Sprint has been granted approval from a United States District Court judge to pay an amount of $50 million as settlement over charges of cramming practices.
Okayed by US District Court judge William Pauley, the settlement deal will have Sprint complete the settlement payment to the Consumer Financial Protection Bureau (CFPB). This settlement is actually just a part of a larger deal that the carrier has agreed with the CFPB as well as a number of federal and state authorities over claims that Sprint had engaged in cramming. For those not in the know, cramming is the practice of placing unauthorized charges on phone bills, such as fees for digital products and services that customers either do not approve or have knowledge of.
Now that the settlement deal has been approved by a judge, Sprint can now proceed to the actual payment of the fines issued against it. As for the CFPB, the recipient of the settlement payment, it is planning to take the money and refund subscribers who were affected by the cramming practices, which may have been going on for nearly a decade now.
The CFPB is an independent federal agency established in 2010 via the Dodd-Frank Wall Street Reform and Consumer Protection Act in order to protect customers in the financial sector. When it saw no fewer than seven complaints filed against wireless carriers over cramming since the year 2013, the agency then moved to file its own complaints against carriers such as Verizon Wireless, AT&T, T-Mobile, and of course, Sprint, aiming to seek damages that will be paid back to mobile customers victimized by cramming.
How exactly were these customers bamboozled? According to the CFPB, mobile users were targeted via online ads. As soon as customers click on online ads, they were directed to web pages that asked for their mobile phone numbers in exchange for free content. But instead of actually being free, these content placed charges to wireless carriers who in turn passed them on to the customers’ phone bills. In some cases, the content promised was never even delivered, and yet mobile users where charged extra.

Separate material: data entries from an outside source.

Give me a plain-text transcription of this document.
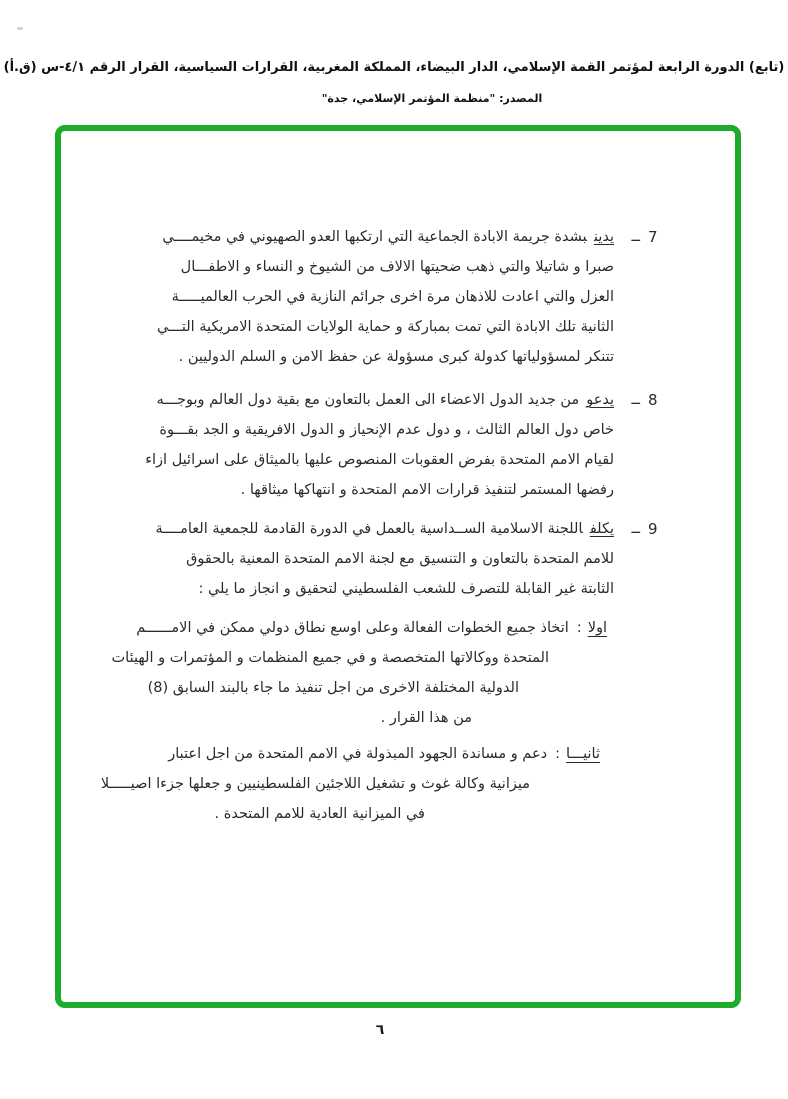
(تابع) الدورة الرابعة لمؤتمر القمة الإسلامي، الدار البيضاء، المملكة المغربية، القرارات السياسية، القرار الرقم ٤/١-س (ق.أ)
المصدر: "منظمة المؤتمر الإسلامي، جدة"
7
ــ
يدينبشدة جريمة الابادة الجماعية التي ارتكبها العدو الصهيوني في مخيمــــي
صبرا و شاتيلا والتي ذهب ضحيتها الالاف من الشيوخ و النساء و الاطفـــال
العزل والتي اعادت للاذهان مرة اخرى جرائم النازية في الحرب العالميـــــة
الثانية تلك الابادة التي تمت بمباركة و حماية الولايات المتحدة الامريكية التـــي
تتنكر لمسؤولياتها كدولة كبرى مسؤولة عن حفظ الامن و السلم الدوليين .
8
ــ
يدعومن جديد الدول الاعضاء الى العمل بالتعاون مع بقية دول العالم وبوجـــه
خاص دول العالم الثالث ، و دول عدم الإنحياز و الدول الافريقية و الجد بقـــوة
لقيام الامم المتحدة بفرض العقوبات المنصوص عليها بالميثاق على اسرائيل ازاء
رفضها المستمر لتنفيذ قرارات الامم المتحدة و انتهاكها ميثاقها .
9
ــ
يكلفاللجنة الاسلامية الســداسية بالعمل في الدورة القادمة للجمعية العامــــة
للامم المتحدة بالتعاون و التنسيق مع لجنة الامم المتحدة المعنية بالحقوق
الثابتة غير القابلة للتصرف للشعب الفلسطيني لتحقيق و انجاز ما يلي :
اولا:اتخاذ جميع الخطوات الفعالة وعلى اوسع نطاق دولي ممكن في الامــــــم
المتحدة ووكالاتها المتخصصة و في جميع المنظمات و المؤتمرات و الهيئات
الدولية المختلفة الاخرى من اجل تنفيذ ما جاء بالبند السابق (8)
من هذا القرار .
ثانيـــا:دعم و مساندة الجهود المبذولة في الامم المتحدة من اجل اعتبار
ميزانية وكالة غوث و تشغيل اللاجئين الفلسطينيين و جعلها جزءا اصيـــــلا
في الميزانية العادية للامم المتحدة .
٦
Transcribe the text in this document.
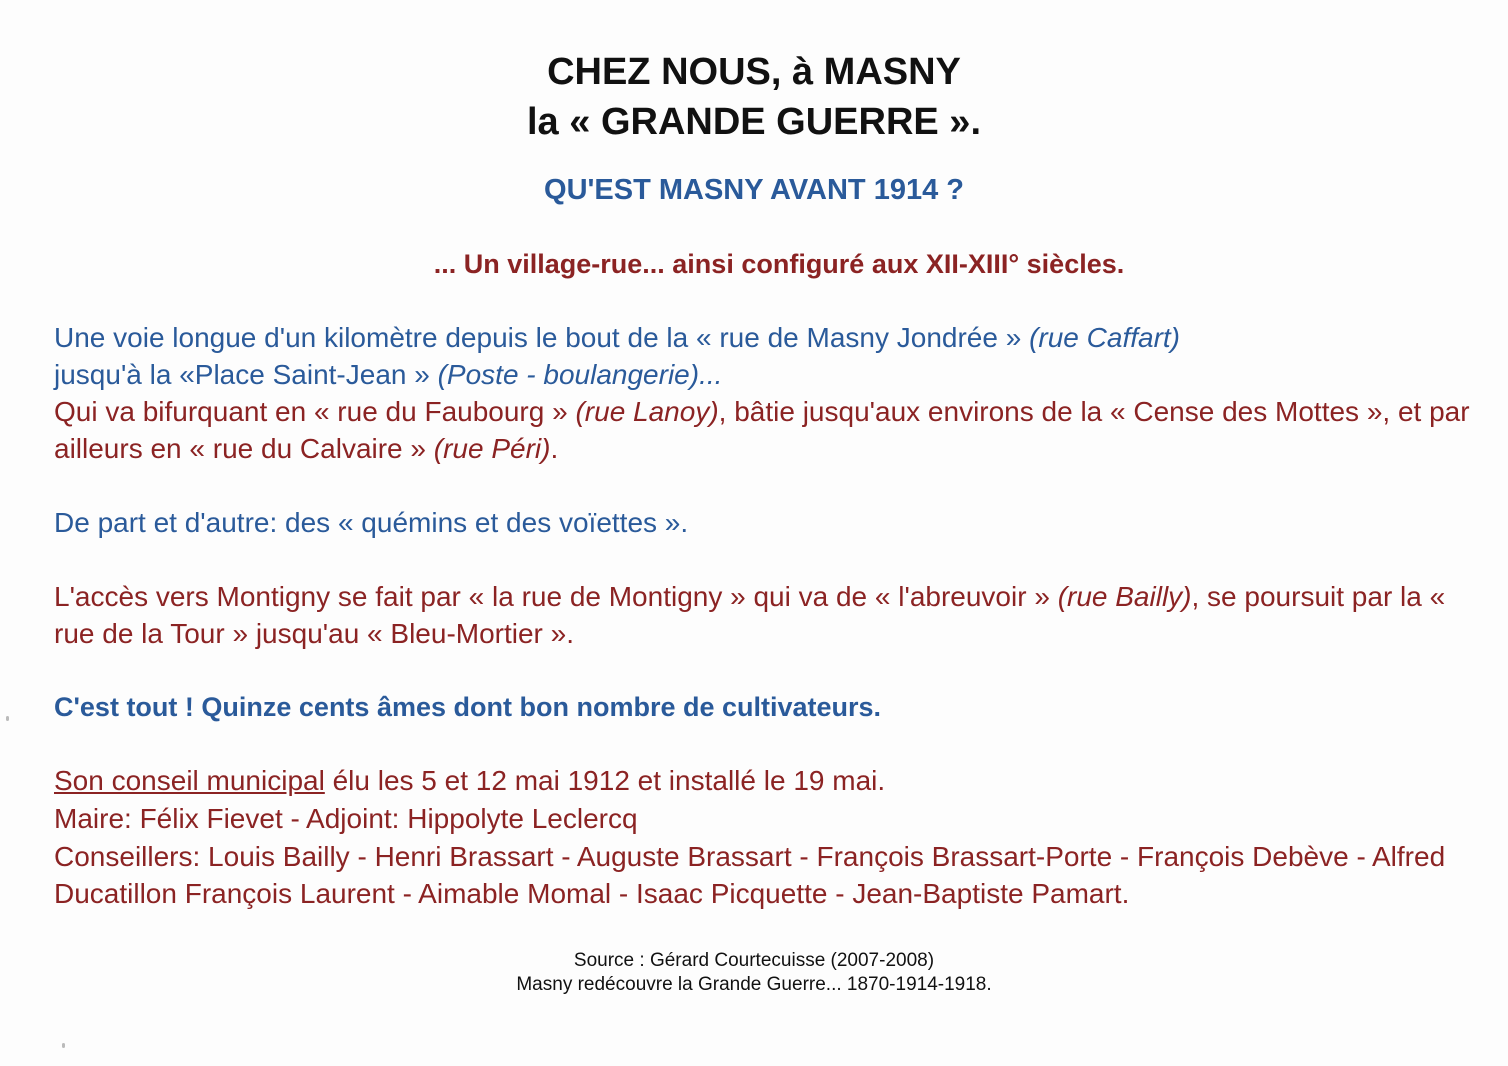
CHEZ NOUS, à MASNY
la « GRANDE GUERRE ».
QU'EST MASNY AVANT 1914 ?
... Un village-rue... ainsi configuré aux XII-XIII° siècles.

Une voie longue d'un kilomètre depuis le bout de la « rue de Masny Jondrée » (rue Caffart)
jusqu'à la «Place Saint-Jean » (Poste - boulangerie)...

Qui va bifurquant en « rue du Faubourg » (rue Lanoy), bâtie jusqu'aux environs de la « Cense des Mottes », et par ailleurs en « rue du Calvaire » (rue Péri).

De part et d'autre: des « quémins et des voïettes ».

L'accès vers Montigny se fait par « la rue de Montigny » qui va de « l'abreuvoir » (rue Bailly), se poursuit par la « rue de la Tour » jusqu'au « Bleu-Mortier ».

C'est tout ! Quinze cents âmes dont bon nombre de cultivateurs.

Son conseil municipal élu les 5 et 12 mai 1912 et installé le 19 mai.

Maire: Félix Fievet - Adjoint: Hippolyte Leclercq

Conseillers: Louis Bailly - Henri Brassart - Auguste Brassart - François Brassart-Porte - François Debève - Alfred Ducatillon François Laurent - Aimable Momal - Isaac Picquette - Jean-Baptiste Pamart.

Source : Gérard Courtecuisse (2007-2008)
Masny redécouvre la Grande Guerre... 1870-1914-1918.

As explained by the CFPB, the affected customers were never notified that they were being charged additional. Furthermore, it turned out that the wireless carriers got as much as 40 percent of the revenue from the phantom charges billed to customers from the years 2004 until 2013.
But now, recent developments suggest that these carriers will not be able to get away with it, after all. Due to the CFPB’s efforts, the Big Four wireless carriers in the US are now agreeing to settlement deals. Verizon Wireless agreed to pay $90 million in fines, AT&T agreed to a $105 million settlement, T-Mobile has reached a $90 million settlement deal, and now Sprint has joined in with its $68 million settlement (that is $50 million paid to the CFPB and $18 million going to federal and state fines).